I am a real thing, and really exist; but what thing? I have answered: I have answered.

Sometimes she reads and sometimes writes. I have seen no mathematics in her writings, but that proves nothing. Her imagination, like her father's, travels other paths.

Dawn will be here soon. Wearily she'll climb the stairs, leaving the lamps still lit below, to burn away into invisibility in the daylight. Motionless we watch, the famished moths and famished I, pressed up against the glass, while behind us, there is an erupted madness of movement, a dry fluttering as if of émigrés from Hades, starers starving for the light, driven past their limits by the properties of radiance, their need pressing like the weight of mortality within, so that occasionally, as now, there is one so sent by desire that it dies against the glass, with the sound of something fragile breaking.
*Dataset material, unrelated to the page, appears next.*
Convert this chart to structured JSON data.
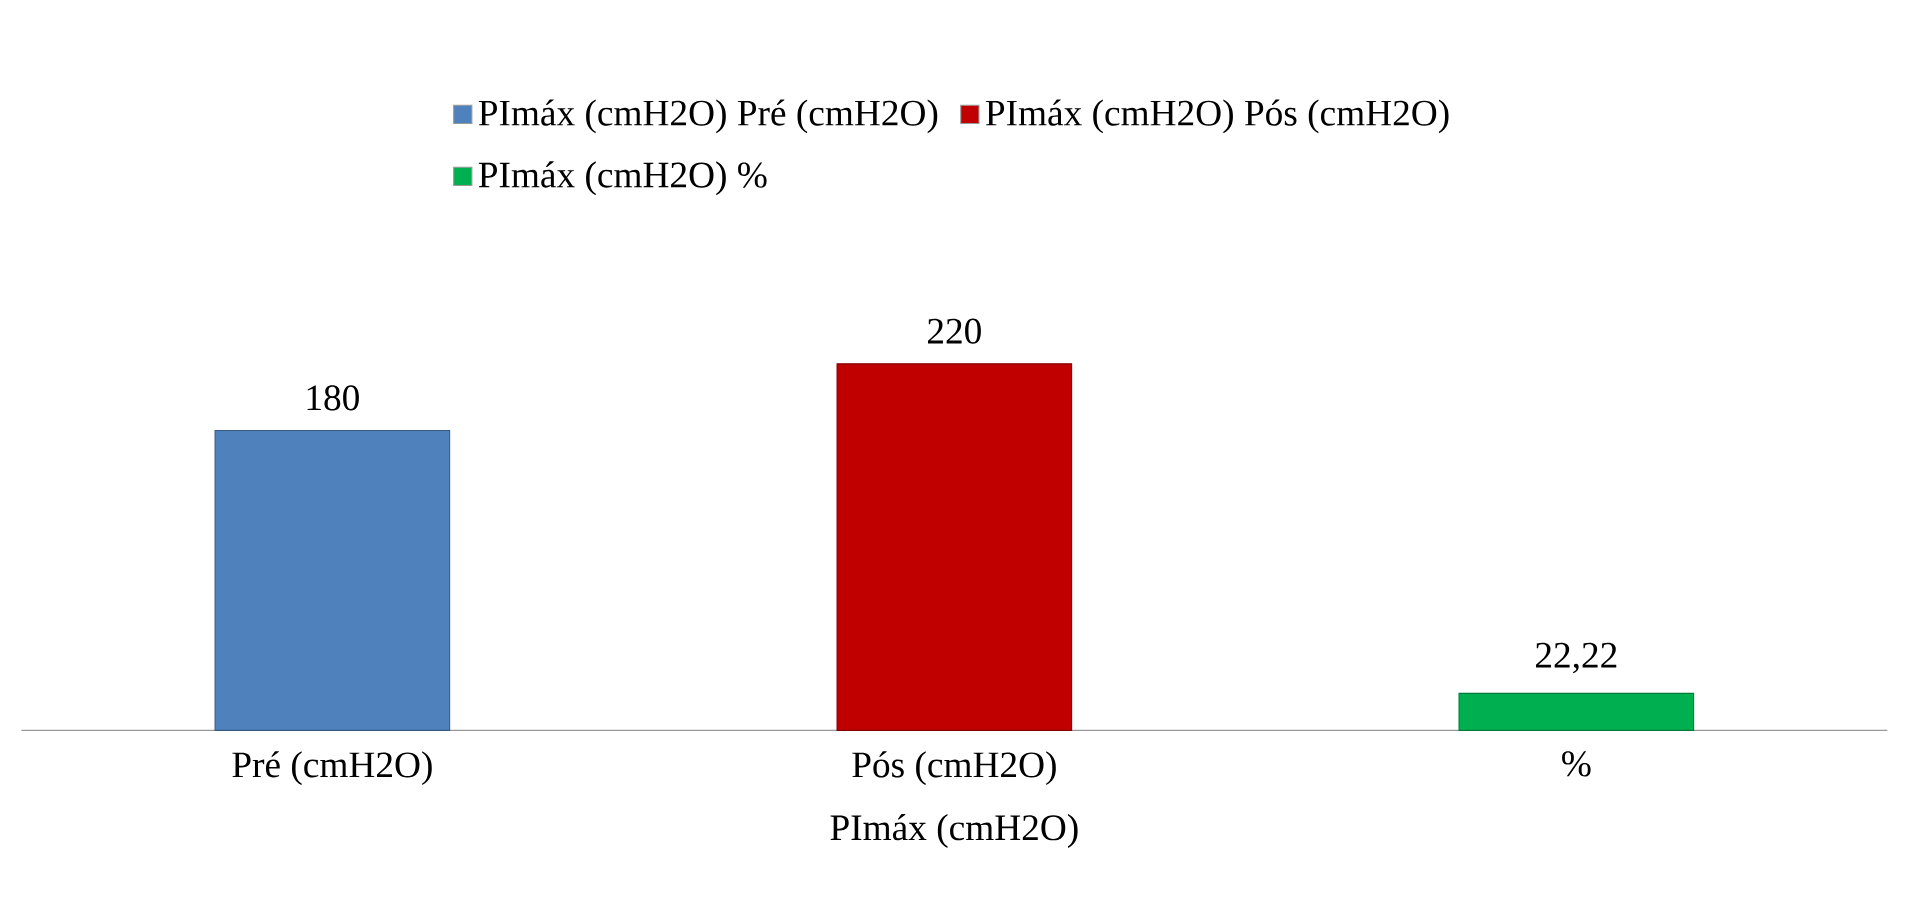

It is a shatter barely sensible against the treachery of things too transparent, the soft sound of some too soft creature dying softly for the light.

Even so, it is heard within.

She starts and looks up quickly, the gnosis of green tea forgotten, the hot liquid spilling over trembling hands, and the violence of the shudder pulling all her features along with it, so that she is, for the moment, an ugly woman, an unchosen girl cast out of the golden net.

In her eyes there is an articulation of terror so stark it seems that of a very small child. Or something drawn by a child.

It makes one smile to see a child's hand scrawl across the features of that face, unforming their beauty.

A sight to behold, she stares back at the starers thickly clustered on her glass . . . one of whom is smiling.

She believes in ghosts. Poor child, she believes in me.